Modify a Forward Rule

Go to Alibaba Cloud DNS Private Zone.
On the Forward Zone page, select the Forward Rule tab, find the target Forward Rule, and then click Modify in the Actions column.
Modify the form items and submit the form.

Delete a Forward Rule

Go to Alibaba Cloud DNS Private Zone.
On the Forward Zone page, select the Forward Rule tab, find the target Forward Rule, and then click Delete in the Actions column.
A prompt appears asking you to confirm the node deletion.
Important
If the current Forward Rule is associated with a VPC, you must first disassociate the VPC from the rule before you can delete the rule.

Effective Scope

You must configure the Effective Scope to enable the Forward Rule in the specified VPC.

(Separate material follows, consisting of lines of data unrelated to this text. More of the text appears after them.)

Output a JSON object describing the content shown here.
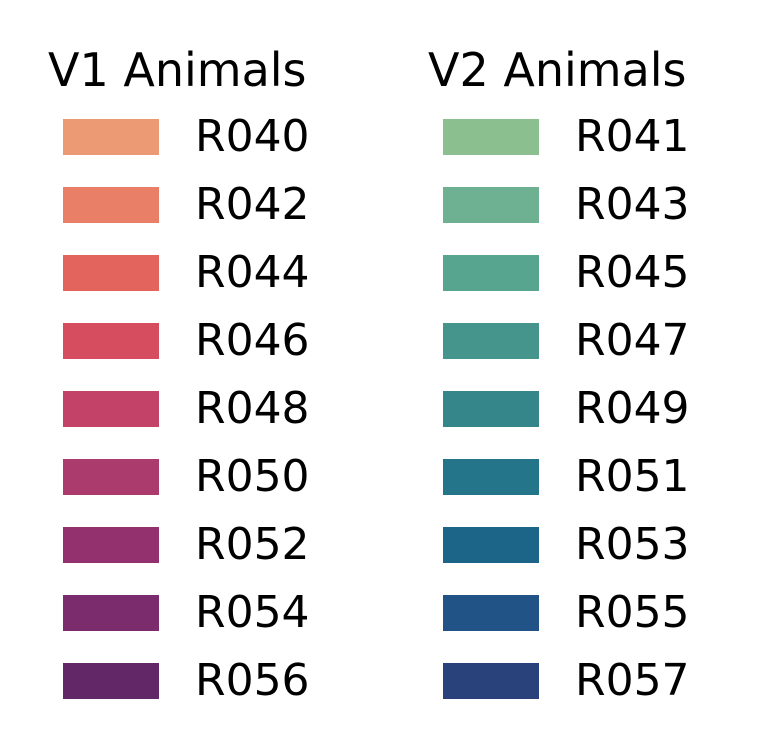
{
  "chart_data": {
    "type": "legend",
    "groups": [
      {
        "title": "V1 Animals",
        "entries": [
          {
            "label": "R040",
            "color": "#ec9a74"
          },
          {
            "label": "R042",
            "color": "#e87f66"
          },
          {
            "label": "R044",
            "color": "#e2645d"
          },
          {
            "label": "R046",
            "color": "#d54d5e"
          },
          {
            "label": "R048",
            "color": "#c34267"
          },
          {
            "label": "R050",
            "color": "#ab3b6c"
          },
          {
            "label": "R052",
            "color": "#93316f"
          },
          {
            "label": "R054",
            "color": "#7a2c6c"
          },
          {
            "label": "R056",
            "color": "#622766"
          }
        ]
      },
      {
        "title": "V2 Animals",
        "entries": [
          {
            "label": "R041",
            "color": "#8bbf8f"
          },
          {
            "label": "R043",
            "color": "#6eb192"
          },
          {
            "label": "R045",
            "color": "#57a48f"
          },
          {
            "label": "R047",
            "color": "#46958d"
          },
          {
            "label": "R049",
            "color": "#34868a"
          },
          {
            "label": "R051",
            "color": "#25758a"
          },
          {
            "label": "R053",
            "color": "#1d6489"
          },
          {
            "label": "R055",
            "color": "#225386"
          },
          {
            "label": "R057",
            "color": "#2a427c"
          }
        ]
      }
    ]
  }
}
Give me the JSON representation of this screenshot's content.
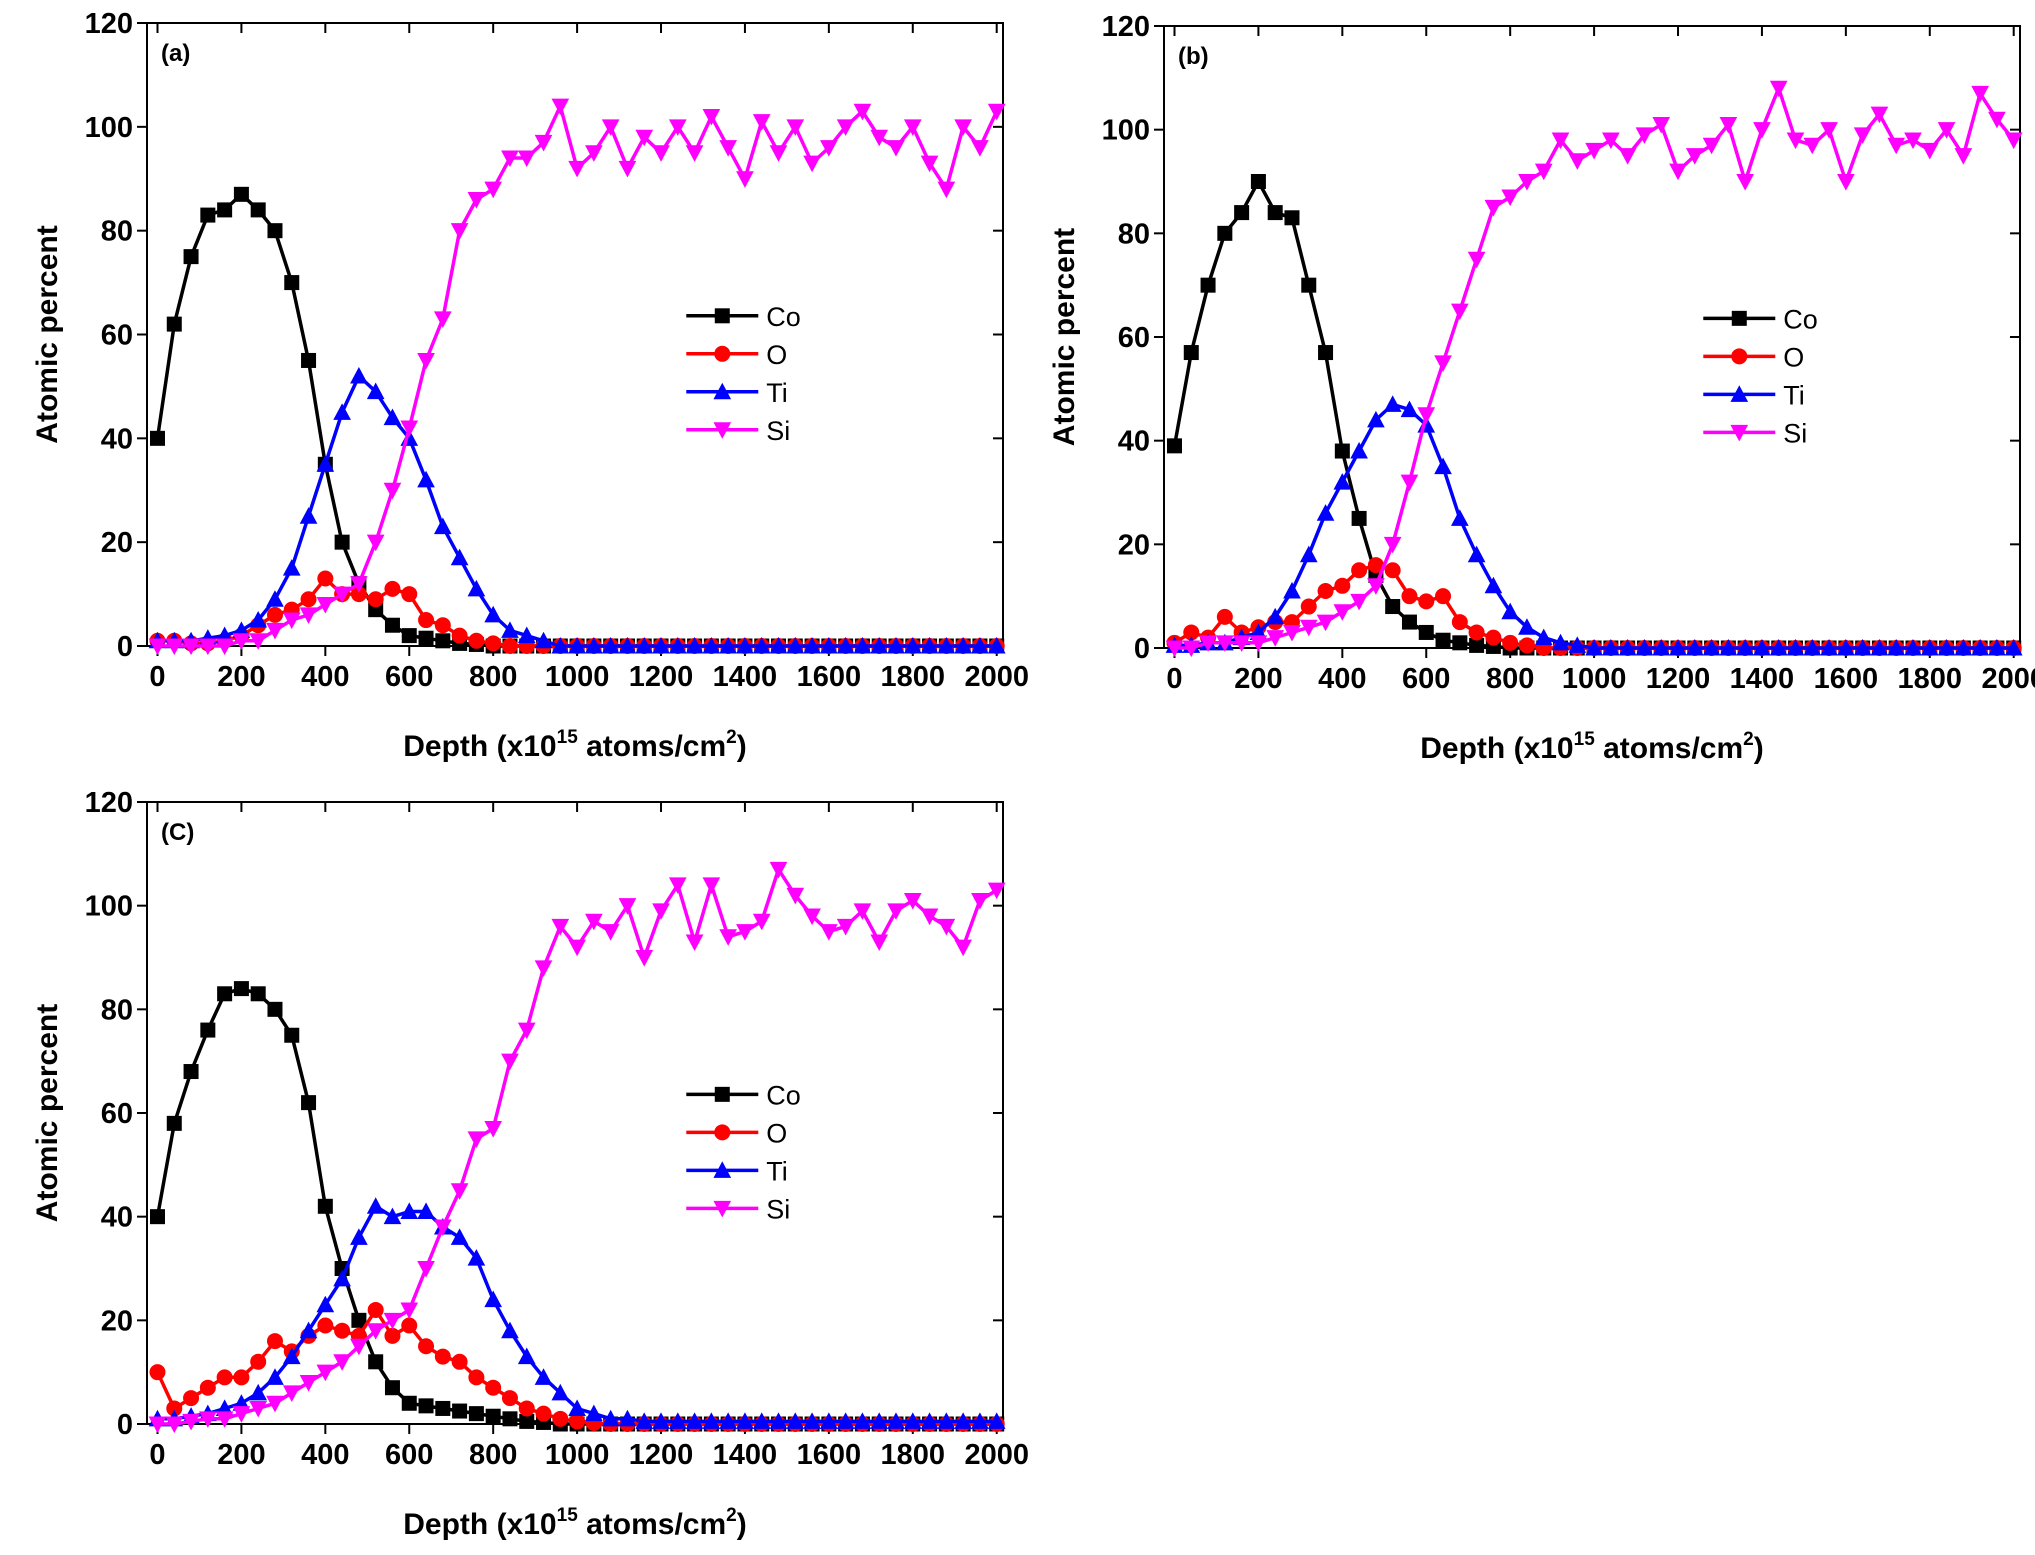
{
  "chart_data": [
    {
      "type": "line",
      "annotation": "(a)",
      "ylabel": "Atomic percent",
      "xlabel": [
        "Depth (x10",
        "15",
        " atoms/cm",
        "2",
        ")"
      ],
      "xlim": [
        -25,
        2015
      ],
      "ylim": [
        0,
        120
      ],
      "xticks": [
        0,
        200,
        400,
        600,
        800,
        1000,
        1200,
        1400,
        1600,
        1800,
        2000
      ],
      "yticks": [
        0,
        20,
        40,
        60,
        80,
        100,
        120
      ],
      "legend": "center right",
      "x": [
        0,
        40,
        80,
        120,
        160,
        200,
        240,
        280,
        320,
        360,
        400,
        440,
        480,
        520,
        560,
        600,
        640,
        680,
        720,
        760,
        800,
        840,
        880,
        920,
        960,
        1000,
        1040,
        1080,
        1120,
        1160,
        1200,
        1240,
        1280,
        1320,
        1360,
        1400,
        1440,
        1480,
        1520,
        1560,
        1600,
        1640,
        1680,
        1720,
        1760,
        1800,
        1840,
        1880,
        1920,
        1960,
        2000
      ],
      "series": [
        {
          "name": "Co",
          "color": "#000000",
          "marker": "square",
          "values": [
            40,
            62,
            75,
            83,
            84,
            87,
            84,
            80,
            70,
            55,
            35,
            20,
            12,
            7,
            4,
            2,
            1.5,
            1,
            0.5,
            0.3,
            0,
            0,
            0,
            0,
            0,
            0,
            0,
            0,
            0,
            0,
            0,
            0,
            0,
            0,
            0,
            0,
            0,
            0,
            0,
            0,
            0,
            0,
            0,
            0,
            0,
            0,
            0,
            0,
            0,
            0,
            0
          ]
        },
        {
          "name": "O",
          "color": "#ff0000",
          "marker": "circle",
          "values": [
            1,
            1,
            0.5,
            0.5,
            1,
            2,
            4,
            6,
            7,
            9,
            13,
            10,
            10,
            9,
            11,
            10,
            5,
            4,
            2,
            1,
            0.5,
            0,
            0,
            0,
            0,
            0,
            0,
            0,
            0,
            0,
            0,
            0,
            0,
            0,
            0,
            0,
            0,
            0,
            0,
            0,
            0,
            0,
            0,
            0,
            0,
            0,
            0,
            0,
            0,
            0,
            0
          ]
        },
        {
          "name": "Ti",
          "color": "#0000ff",
          "marker": "triangle-up",
          "values": [
            1,
            1,
            1,
            1.5,
            2,
            3,
            5,
            9,
            15,
            25,
            35,
            45,
            52,
            49,
            44,
            40,
            32,
            23,
            17,
            11,
            6,
            3,
            2,
            1,
            0,
            0,
            0,
            0,
            0,
            0,
            0,
            0,
            0,
            0,
            0,
            0,
            0,
            0,
            0,
            0,
            0,
            0,
            0,
            0,
            0,
            0,
            0,
            0,
            0,
            0,
            0
          ]
        },
        {
          "name": "Si",
          "color": "#ff00ff",
          "marker": "triangle-down",
          "values": [
            0,
            0,
            0,
            0,
            0,
            1,
            1,
            3,
            5,
            6,
            8,
            10,
            12,
            20,
            30,
            42,
            55,
            63,
            80,
            86,
            88,
            94,
            94,
            97,
            104,
            92,
            95,
            100,
            92,
            98,
            95,
            100,
            95,
            102,
            96,
            90,
            101,
            95,
            100,
            93,
            96,
            100,
            103,
            98,
            96,
            100,
            93,
            88,
            100,
            96,
            103
          ]
        }
      ]
    },
    {
      "type": "line",
      "annotation": "(b)",
      "ylabel": "Atomic percent",
      "xlabel": [
        "Depth (x10",
        "15",
        " atoms/cm",
        "2",
        ")"
      ],
      "xlim": [
        -25,
        2015
      ],
      "ylim": [
        0,
        120
      ],
      "xticks": [
        0,
        200,
        400,
        600,
        800,
        1000,
        1200,
        1400,
        1600,
        1800,
        2000
      ],
      "yticks": [
        0,
        20,
        40,
        60,
        80,
        100,
        120
      ],
      "legend": "center right",
      "x": [
        0,
        40,
        80,
        120,
        160,
        200,
        240,
        280,
        320,
        360,
        400,
        440,
        480,
        520,
        560,
        600,
        640,
        680,
        720,
        760,
        800,
        840,
        880,
        920,
        960,
        1000,
        1040,
        1080,
        1120,
        1160,
        1200,
        1240,
        1280,
        1320,
        1360,
        1400,
        1440,
        1480,
        1520,
        1560,
        1600,
        1640,
        1680,
        1720,
        1760,
        1800,
        1840,
        1880,
        1920,
        1960,
        2000
      ],
      "series": [
        {
          "name": "Co",
          "color": "#000000",
          "marker": "square",
          "values": [
            39,
            57,
            70,
            80,
            84,
            90,
            84,
            83,
            70,
            57,
            38,
            25,
            14,
            8,
            5,
            3,
            1.5,
            1,
            0.5,
            0.3,
            0,
            0,
            0,
            0,
            0,
            0,
            0,
            0,
            0,
            0,
            0,
            0,
            0,
            0,
            0,
            0,
            0,
            0,
            0,
            0,
            0,
            0,
            0,
            0,
            0,
            0,
            0,
            0,
            0,
            0,
            0
          ]
        },
        {
          "name": "O",
          "color": "#ff0000",
          "marker": "circle",
          "values": [
            1,
            3,
            2,
            6,
            3,
            4,
            5,
            5,
            8,
            11,
            12,
            15,
            16,
            15,
            10,
            9,
            10,
            5,
            3,
            2,
            1,
            0.5,
            0,
            0,
            0,
            0,
            0,
            0,
            0,
            0,
            0,
            0,
            0,
            0,
            0,
            0,
            0,
            0,
            0,
            0,
            0,
            0,
            0,
            0,
            0,
            0,
            0,
            0,
            0,
            0,
            0
          ]
        },
        {
          "name": "Ti",
          "color": "#0000ff",
          "marker": "triangle-up",
          "values": [
            0.5,
            0.5,
            1,
            1,
            2,
            3,
            6,
            11,
            18,
            26,
            32,
            38,
            44,
            47,
            46,
            43,
            35,
            25,
            18,
            12,
            7,
            4,
            2,
            1,
            0.5,
            0,
            0,
            0,
            0,
            0,
            0,
            0,
            0,
            0,
            0,
            0,
            0,
            0,
            0,
            0,
            0,
            0,
            0,
            0,
            0,
            0,
            0,
            0,
            0,
            0,
            0
          ]
        },
        {
          "name": "Si",
          "color": "#ff00ff",
          "marker": "triangle-down",
          "values": [
            0,
            0,
            1,
            1,
            1,
            1,
            2,
            3,
            4,
            5,
            7,
            9,
            12,
            20,
            32,
            45,
            55,
            65,
            75,
            85,
            87,
            90,
            92,
            98,
            94,
            96,
            98,
            95,
            99,
            101,
            92,
            95,
            97,
            101,
            90,
            100,
            108,
            98,
            97,
            100,
            90,
            99,
            103,
            97,
            98,
            96,
            100,
            95,
            107,
            102,
            98
          ]
        }
      ]
    },
    {
      "type": "line",
      "annotation": "(C)",
      "ylabel": "Atomic percent",
      "xlabel": [
        "Depth (x10",
        "15",
        " atoms/cm",
        "2",
        ")"
      ],
      "xlim": [
        -25,
        2015
      ],
      "ylim": [
        0,
        120
      ],
      "xticks": [
        0,
        200,
        400,
        600,
        800,
        1000,
        1200,
        1400,
        1600,
        1800,
        2000
      ],
      "yticks": [
        0,
        20,
        40,
        60,
        80,
        100,
        120
      ],
      "legend": "center right",
      "x": [
        0,
        40,
        80,
        120,
        160,
        200,
        240,
        280,
        320,
        360,
        400,
        440,
        480,
        520,
        560,
        600,
        640,
        680,
        720,
        760,
        800,
        840,
        880,
        920,
        960,
        1000,
        1040,
        1080,
        1120,
        1160,
        1200,
        1240,
        1280,
        1320,
        1360,
        1400,
        1440,
        1480,
        1520,
        1560,
        1600,
        1640,
        1680,
        1720,
        1760,
        1800,
        1840,
        1880,
        1920,
        1960,
        2000
      ],
      "series": [
        {
          "name": "Co",
          "color": "#000000",
          "marker": "square",
          "values": [
            40,
            58,
            68,
            76,
            83,
            84,
            83,
            80,
            75,
            62,
            42,
            30,
            20,
            12,
            7,
            4,
            3.5,
            3,
            2.5,
            2,
            1.5,
            1,
            0.5,
            0.3,
            0,
            0,
            0,
            0,
            0,
            0,
            0,
            0,
            0,
            0,
            0,
            0,
            0,
            0,
            0,
            0,
            0,
            0,
            0,
            0,
            0,
            0,
            0,
            0,
            0,
            0,
            0
          ]
        },
        {
          "name": "O",
          "color": "#ff0000",
          "marker": "circle",
          "values": [
            10,
            3,
            5,
            7,
            9,
            9,
            12,
            16,
            14,
            17,
            19,
            18,
            17,
            22,
            17,
            19,
            15,
            13,
            12,
            9,
            7,
            5,
            3,
            2,
            1,
            0.5,
            0.2,
            0,
            0,
            0,
            0,
            0,
            0,
            0,
            0,
            0,
            0,
            0,
            0,
            0,
            0,
            0,
            0,
            0,
            0,
            0,
            0,
            0,
            0,
            0,
            0
          ]
        },
        {
          "name": "Ti",
          "color": "#0000ff",
          "marker": "triangle-up",
          "values": [
            1,
            1,
            1.5,
            2,
            3,
            4,
            6,
            9,
            13,
            18,
            23,
            28,
            36,
            42,
            40,
            41,
            41,
            38,
            36,
            32,
            24,
            18,
            13,
            9,
            6,
            3,
            2,
            1,
            1,
            0.5,
            0.5,
            0.5,
            0.5,
            0.5,
            0.5,
            0.5,
            0.5,
            0.5,
            0.5,
            0.5,
            0.5,
            0.5,
            0.5,
            0.5,
            0.5,
            0.5,
            0.5,
            0.5,
            0.5,
            0.5,
            0.5
          ]
        },
        {
          "name": "Si",
          "color": "#ff00ff",
          "marker": "triangle-down",
          "values": [
            0,
            0,
            0.5,
            1,
            1,
            2,
            3,
            4,
            6,
            8,
            10,
            12,
            15,
            18,
            20,
            22,
            30,
            38,
            45,
            55,
            57,
            70,
            76,
            88,
            96,
            92,
            97,
            95,
            100,
            90,
            99,
            104,
            93,
            104,
            94,
            95,
            97,
            107,
            102,
            98,
            95,
            96,
            99,
            93,
            99,
            101,
            98,
            96,
            92,
            101,
            103
          ]
        }
      ]
    }
  ]
}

Go to Alibaba Cloud DNS Private Zone.
On the Forward Zone page, select the Forward Rule tab, find the target Forward Rule, and then click Effective Scope in the Actions column.
Select the VPCs where the Forward Rule applies, and then click OK. You can associate VPCs that belong to other accounts.

Important

The VPCs that can be associated with a Forward Rule must be in the same region as the Outbound Endpoint.
If you associate different Forward Rule with the same VPC, the forwarding domains cannot be the same.
If a Forward Rule and an internal authoritative domain name share the same scope, the forwarding domain name can be the same as the internal authoritative domain name. In this case, the internal authoritative domain takes precedence during domain name resolution in the associated VPC.
The Effective Scope can include both Alibaba Cloud VPCs and self-managed DNS clusters.